Assessing Indonesian MSMEs' Awareness of Personal Data Protection by PDP Law and ISO/IEC 27001:2013

Digital technology, while streamlining business operations, also poses significant risks by recording vast amounts of data. This study evaluates the awareness and compliance of Indonesian MSMEs with the Personal Data Protection (PDP) Law and ISO/IEC 27001:2013 standards, highlighting areas needing improvement. Using a quantitative approach, an online questionnaire was distributed to 126 MSMEs across Indonesia to assess legal awareness, consent management, data processing, and governance structures.
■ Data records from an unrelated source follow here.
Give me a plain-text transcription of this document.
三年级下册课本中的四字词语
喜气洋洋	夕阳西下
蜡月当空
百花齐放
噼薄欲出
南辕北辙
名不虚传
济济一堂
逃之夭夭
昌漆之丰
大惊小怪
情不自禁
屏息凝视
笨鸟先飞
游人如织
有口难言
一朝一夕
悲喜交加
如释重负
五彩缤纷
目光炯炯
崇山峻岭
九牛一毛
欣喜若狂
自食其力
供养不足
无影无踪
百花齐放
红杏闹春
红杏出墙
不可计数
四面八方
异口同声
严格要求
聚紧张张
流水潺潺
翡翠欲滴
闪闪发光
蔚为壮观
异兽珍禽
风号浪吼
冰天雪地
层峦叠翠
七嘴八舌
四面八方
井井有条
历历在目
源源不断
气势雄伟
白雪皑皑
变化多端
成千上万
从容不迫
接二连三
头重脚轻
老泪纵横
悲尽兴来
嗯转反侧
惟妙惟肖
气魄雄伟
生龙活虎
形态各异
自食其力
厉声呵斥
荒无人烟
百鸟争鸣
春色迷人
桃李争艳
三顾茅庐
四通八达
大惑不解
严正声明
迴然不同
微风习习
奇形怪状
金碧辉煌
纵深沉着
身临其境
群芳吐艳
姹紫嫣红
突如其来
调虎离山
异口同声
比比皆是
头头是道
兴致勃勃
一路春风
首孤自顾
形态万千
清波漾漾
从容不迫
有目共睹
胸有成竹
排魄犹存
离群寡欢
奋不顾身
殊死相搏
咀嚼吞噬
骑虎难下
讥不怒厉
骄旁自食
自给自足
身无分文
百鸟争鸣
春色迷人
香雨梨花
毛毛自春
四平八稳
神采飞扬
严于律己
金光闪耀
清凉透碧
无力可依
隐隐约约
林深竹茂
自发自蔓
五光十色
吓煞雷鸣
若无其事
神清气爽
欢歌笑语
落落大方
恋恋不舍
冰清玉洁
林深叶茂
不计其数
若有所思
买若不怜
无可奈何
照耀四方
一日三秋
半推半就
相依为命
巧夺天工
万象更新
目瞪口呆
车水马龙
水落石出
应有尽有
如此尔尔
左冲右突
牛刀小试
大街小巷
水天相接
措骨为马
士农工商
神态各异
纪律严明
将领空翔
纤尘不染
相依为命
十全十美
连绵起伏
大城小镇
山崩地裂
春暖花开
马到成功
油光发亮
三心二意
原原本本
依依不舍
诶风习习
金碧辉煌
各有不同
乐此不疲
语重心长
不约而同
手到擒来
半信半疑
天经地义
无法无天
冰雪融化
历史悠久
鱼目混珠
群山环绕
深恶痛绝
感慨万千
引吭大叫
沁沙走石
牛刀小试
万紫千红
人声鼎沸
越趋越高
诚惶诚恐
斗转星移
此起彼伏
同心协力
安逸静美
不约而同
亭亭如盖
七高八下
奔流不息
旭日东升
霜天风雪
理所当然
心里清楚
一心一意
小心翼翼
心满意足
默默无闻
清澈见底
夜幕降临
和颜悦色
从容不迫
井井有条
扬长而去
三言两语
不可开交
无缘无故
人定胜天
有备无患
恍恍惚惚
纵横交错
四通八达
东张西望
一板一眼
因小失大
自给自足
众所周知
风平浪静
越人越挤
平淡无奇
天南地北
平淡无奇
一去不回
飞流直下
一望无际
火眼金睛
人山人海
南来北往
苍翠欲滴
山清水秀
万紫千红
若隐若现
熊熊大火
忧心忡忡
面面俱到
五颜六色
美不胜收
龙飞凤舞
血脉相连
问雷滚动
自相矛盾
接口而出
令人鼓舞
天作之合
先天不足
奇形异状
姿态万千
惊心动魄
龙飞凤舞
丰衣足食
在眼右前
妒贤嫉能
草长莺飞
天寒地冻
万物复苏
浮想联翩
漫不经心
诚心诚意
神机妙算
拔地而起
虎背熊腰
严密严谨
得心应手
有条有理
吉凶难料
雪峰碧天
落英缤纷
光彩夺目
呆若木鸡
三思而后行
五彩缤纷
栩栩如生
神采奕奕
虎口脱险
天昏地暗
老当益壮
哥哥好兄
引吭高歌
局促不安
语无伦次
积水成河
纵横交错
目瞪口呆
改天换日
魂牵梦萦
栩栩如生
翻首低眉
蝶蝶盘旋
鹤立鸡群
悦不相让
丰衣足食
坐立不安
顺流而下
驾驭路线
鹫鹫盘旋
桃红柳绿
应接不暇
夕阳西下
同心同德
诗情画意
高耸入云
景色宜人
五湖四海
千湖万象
The analysis, employing descriptive statistics and a Likert scale, reveals a low awareness of the PDP Law (mean score: 3.13) and partial compliance in consent management (mean score: 3.49). While data processing shows strengths (mean score: 3.71), weaknesses in third-party agreements (mean score: 2.67) and the appointment of Data Protection Officers (mean score: 2.98) indicate governance gaps. The findings underscore the struggle of Indonesian MSMEs in implementing crucial data protection practices. The study recommends investing in legal and data protection training, formalizing data agreements, appointing Data Protection Officers, conducting regular audits, and improving data breach management. These steps are vital for fostering a data protection culture and ensuring business sustainability in the digital age.